Terrace mayor Carol Leclerc hopes she’s planted an idea to combine the $450 million Mills Memorial Hospital replacement project with a way to ease the need here for affordable housing.
It revolves around the prospect of the hospital’s builder needing to bring in any number of outside workers for the project which has an anticipated start date of this fall leading toward completion in 2024.
Those workers could be housed in purpose-built accommodation, buildings which would then become part of the city’s housing inventory once the hospital is finished and the workers leave, she said.
“Considering the community needs for affordable housing, activity in the northwest and a developer that specializes in building hospitals, it would be a shame if housing crews created a challenge or impacted costs,” said Leclerc.
“The thought was that perhaps through BC Housing and the Northern Health Authority, and perhaps the contractor, that if they foresaw housing was going to be a challenge, maybe they would consider modular housing that could go up in a timely fashion to be used during the hospital build, and then later used either as accommodation for people coming to Terrace to access health care or be used for affordable housing.”
Calling the idea a way that could create a legacy once the new hospital opens, Leclerc has already raised it at a meeting of a local committee struck to provide the Northern Health Authority with suggestions surrounding the long-awaited project.
“There wasn’t a huge response,” said Leclerc of an immediate reaction to her idea. “Perhaps people just need time to consider it.”
She added B.C. Housing to her suggestion because it’s the principal provincial government agency responsible for affordable housing in the province.
The committee hasn’t met again since Leclerc made the suggestion but she says she’ll bring it up again at its next session.
Another suggestion, one that was discarded right away, was to construct an access road leading off of the southern end of the Sande Overpass into the Mills property, creating what would be a four-way intersection controlled by traffic lights.
“Northern Health has indicated that the impact to the site in terms of giving up the land necessary to make this work is not possible with the concept plan that has already been developed for the new hospital,” said City of Terrace chief administrative officer Heather Avison of that idea.

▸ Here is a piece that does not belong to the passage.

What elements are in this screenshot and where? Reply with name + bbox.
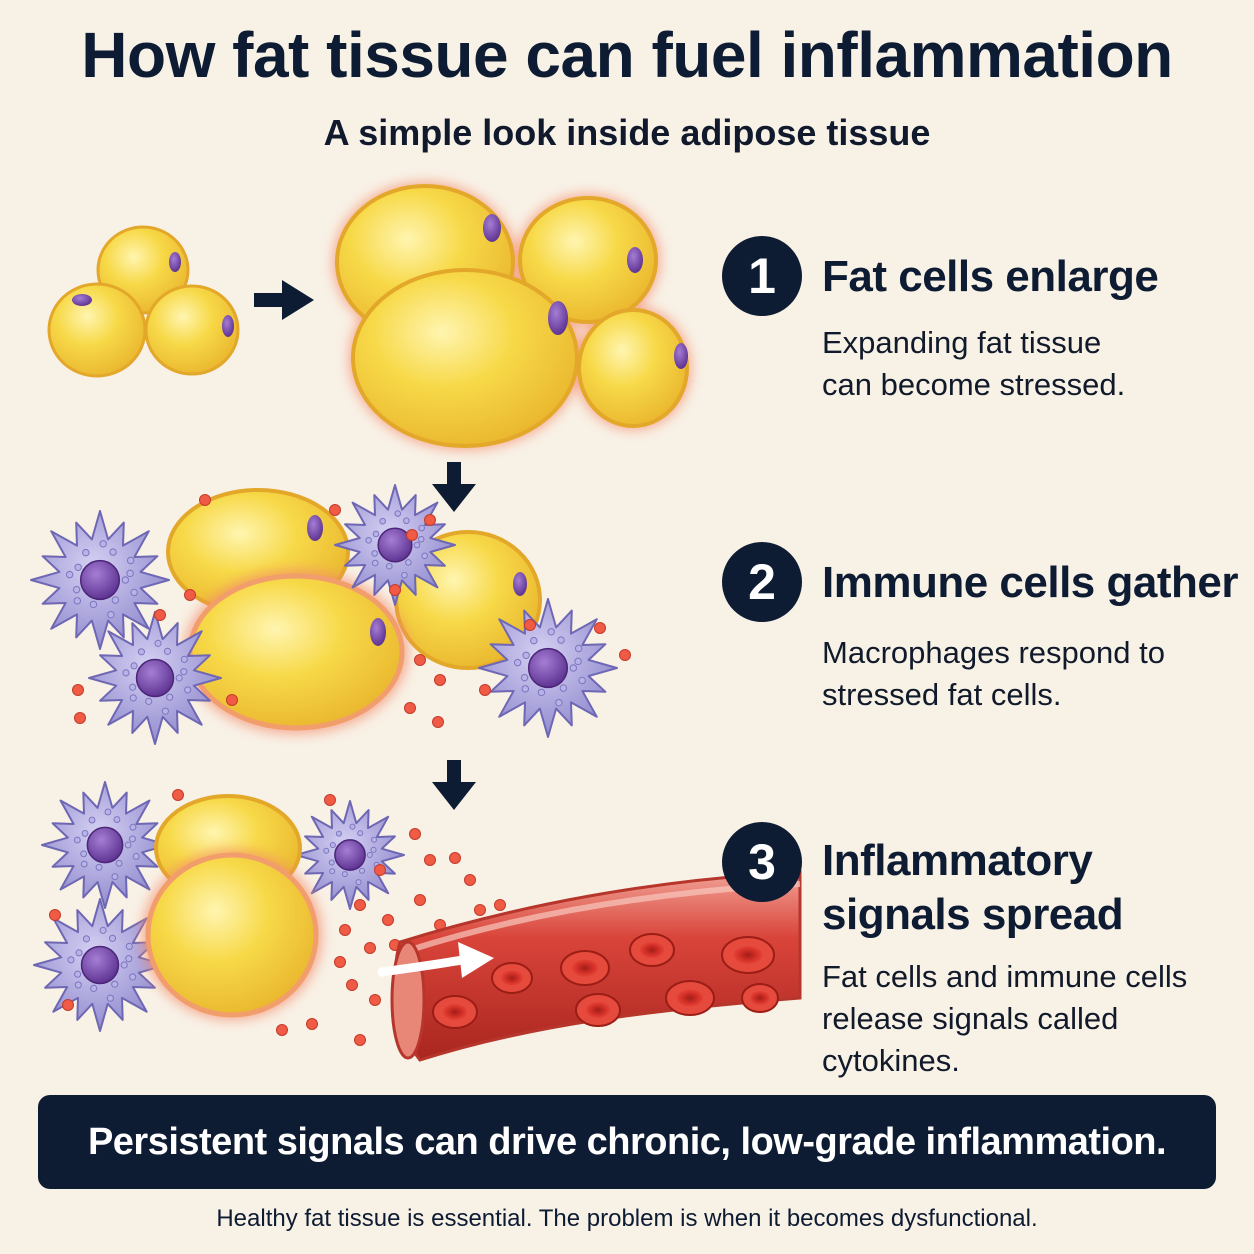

The city is, however, having ongoing discussions with Northern Health about possible improvements to Haugland, which bounds the hospital property to the south.
Although traffic patterns to and from the location aren’t expected to change there will be new access and exit points.
Haugland is narrow has a poor driving surface, has open drainage and poor sidewalks and doesn’t meet modern standards.
Any off-site work stemming from the construction project would be the responsibility of the hospital’s contractor.